グローバル VC が自前のアクセラレータプログラムを開始する理由

世界的に有名な VC が初期のスタートアップを育てるアクセラレータプログラムを一つ二つ披露している。投資だけでなく、アーリースタートアップを発掘し、育成し、投資にまでつなげるわけだ。アーリースタートアップの潜在的成長の可能性を先に発見し、投資後に熾烈になる競争で優位を確保するという戦略的意図が込められたものと考えられる

まず、シリコンバレー投資家 Andreessen Horowitz(a16z) がアーリースタートアップのためのアクセラレータプログラム「a16z START」を最近公式発足した。昨年のβプログラムを通じて1,000以上の企業を支援し、このうち11社に投資した。先月β版で運営していたプログラムを公式に公開し、現在参加企業を募集している。 a16z は、選ばれたスタートアップに最大100万米ドルの資金と 1 on 1 サポート、そして a16z のネットワークを提供し、コンシューマ、エンタープライズ、フィンテック、ゲーム、その他など6分野で世界を対象にアーリースタートアップを発掘する予定だ。完全にチームが構成されていなくてもサポートが可能であり、投資形態は SAFE 方式かどうかはまだ公開されていない。

a16z はすでにシードファンドを通じてアーリースタートアップに積極的に投資を進めているが、会社の設立段階から創業者と協力するのは今回が初めてだ。プログラムを始めたのには、Y Combinator のようなアクセラレータを卒業したスタートアップに後続投資するよりも、さらにアーリー段階のチームを発掘するという意図が込められている。

Sequoia はヨーロッパとアメリカのアーリーステージの起業家を支援するアクセラレータプログラム「ARK」を発表した。8週間に渡って、毎週カリキュラムに沿って進行するプログラムで、Sequoia が持続可能な会社を構築・設計できるように支援する。選ばれたスタートアップは、Sequoia の創設者と運営者が共に集まるコミュニティと交流し、100万米ドルの投資を受けることになる。

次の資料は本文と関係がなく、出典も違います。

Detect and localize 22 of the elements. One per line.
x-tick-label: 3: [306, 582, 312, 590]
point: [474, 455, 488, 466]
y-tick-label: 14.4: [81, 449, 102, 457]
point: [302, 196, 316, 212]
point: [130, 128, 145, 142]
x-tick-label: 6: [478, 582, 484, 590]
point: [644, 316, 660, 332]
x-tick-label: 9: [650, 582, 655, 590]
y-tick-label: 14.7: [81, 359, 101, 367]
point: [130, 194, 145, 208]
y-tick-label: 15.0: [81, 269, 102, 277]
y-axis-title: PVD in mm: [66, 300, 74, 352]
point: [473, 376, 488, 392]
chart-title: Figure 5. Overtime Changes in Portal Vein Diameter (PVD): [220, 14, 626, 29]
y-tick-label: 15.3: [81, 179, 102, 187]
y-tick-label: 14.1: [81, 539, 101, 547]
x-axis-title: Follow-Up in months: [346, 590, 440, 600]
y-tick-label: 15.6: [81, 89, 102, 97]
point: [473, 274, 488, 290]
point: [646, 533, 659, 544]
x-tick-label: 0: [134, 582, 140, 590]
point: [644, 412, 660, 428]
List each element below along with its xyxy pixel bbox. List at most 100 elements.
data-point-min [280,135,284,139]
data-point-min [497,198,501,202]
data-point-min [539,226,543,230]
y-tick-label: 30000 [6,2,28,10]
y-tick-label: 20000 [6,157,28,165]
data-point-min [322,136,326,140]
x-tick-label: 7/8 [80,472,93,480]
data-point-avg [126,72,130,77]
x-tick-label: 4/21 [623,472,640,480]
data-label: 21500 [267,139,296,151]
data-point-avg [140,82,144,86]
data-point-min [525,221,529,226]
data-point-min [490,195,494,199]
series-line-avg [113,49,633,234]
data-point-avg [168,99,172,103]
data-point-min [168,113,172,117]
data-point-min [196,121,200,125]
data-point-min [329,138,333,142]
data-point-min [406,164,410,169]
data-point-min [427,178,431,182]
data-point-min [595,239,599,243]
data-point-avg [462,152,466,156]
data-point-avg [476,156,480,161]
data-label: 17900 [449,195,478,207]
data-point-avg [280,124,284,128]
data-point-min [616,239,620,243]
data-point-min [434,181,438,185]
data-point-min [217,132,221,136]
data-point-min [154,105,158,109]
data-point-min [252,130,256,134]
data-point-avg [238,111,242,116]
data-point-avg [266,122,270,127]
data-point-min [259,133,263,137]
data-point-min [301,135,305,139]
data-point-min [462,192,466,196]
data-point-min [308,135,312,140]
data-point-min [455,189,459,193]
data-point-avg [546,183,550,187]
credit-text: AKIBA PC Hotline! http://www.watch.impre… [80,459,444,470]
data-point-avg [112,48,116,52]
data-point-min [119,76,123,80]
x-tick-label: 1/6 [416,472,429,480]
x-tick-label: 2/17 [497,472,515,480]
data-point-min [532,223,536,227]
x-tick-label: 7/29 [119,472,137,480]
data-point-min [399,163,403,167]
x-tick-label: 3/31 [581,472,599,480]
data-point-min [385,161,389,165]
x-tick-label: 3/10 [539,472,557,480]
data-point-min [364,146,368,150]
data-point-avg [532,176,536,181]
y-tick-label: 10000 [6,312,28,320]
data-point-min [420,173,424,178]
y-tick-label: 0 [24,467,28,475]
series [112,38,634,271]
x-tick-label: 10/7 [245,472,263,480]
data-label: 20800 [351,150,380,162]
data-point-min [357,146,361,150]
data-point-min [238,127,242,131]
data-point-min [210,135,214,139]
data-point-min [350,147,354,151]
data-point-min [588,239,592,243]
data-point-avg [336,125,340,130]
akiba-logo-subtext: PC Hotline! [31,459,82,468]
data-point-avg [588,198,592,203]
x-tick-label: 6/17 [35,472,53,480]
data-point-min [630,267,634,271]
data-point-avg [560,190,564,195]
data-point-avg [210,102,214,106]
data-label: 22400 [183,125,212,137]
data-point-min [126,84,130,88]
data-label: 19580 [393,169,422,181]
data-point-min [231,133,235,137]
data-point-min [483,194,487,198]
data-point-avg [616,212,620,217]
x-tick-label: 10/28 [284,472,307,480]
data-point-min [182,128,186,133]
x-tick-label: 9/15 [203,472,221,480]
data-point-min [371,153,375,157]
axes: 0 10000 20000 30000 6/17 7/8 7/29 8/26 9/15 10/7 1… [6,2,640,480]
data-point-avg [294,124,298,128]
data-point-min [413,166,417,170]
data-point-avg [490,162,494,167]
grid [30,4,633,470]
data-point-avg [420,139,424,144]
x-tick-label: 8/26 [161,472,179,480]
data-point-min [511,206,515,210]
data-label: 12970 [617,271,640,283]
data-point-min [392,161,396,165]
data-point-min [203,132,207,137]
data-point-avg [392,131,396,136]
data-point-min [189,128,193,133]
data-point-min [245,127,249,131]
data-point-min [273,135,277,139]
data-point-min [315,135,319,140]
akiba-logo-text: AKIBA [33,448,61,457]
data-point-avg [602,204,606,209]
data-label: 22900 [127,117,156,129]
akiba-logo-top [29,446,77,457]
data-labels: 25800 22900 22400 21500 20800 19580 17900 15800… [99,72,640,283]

Sequoia はこれまでの長期にわたる投資経験から、スタートアップの持続可能性のためには資本以上のものが必要だと考え、このようなプログラムを企画したという。スタートアップには金銭的サポートだけでなく、マインドセット、ネットワーク、コミュニティなどが必要だと考え、これらを長い経験を持つ VC が支援できると考えたのだ。このプログラムはヨーロッパで始まり、アメリカでのコホートは今年末に発足する予定だそうだ。ヨーロッパで始まる最初のプログラムは申請がクローズしており、5月23日からは Sequoia India を通じてインドと東南アジアスタートアップのための「Surge」というプログラムを運営している。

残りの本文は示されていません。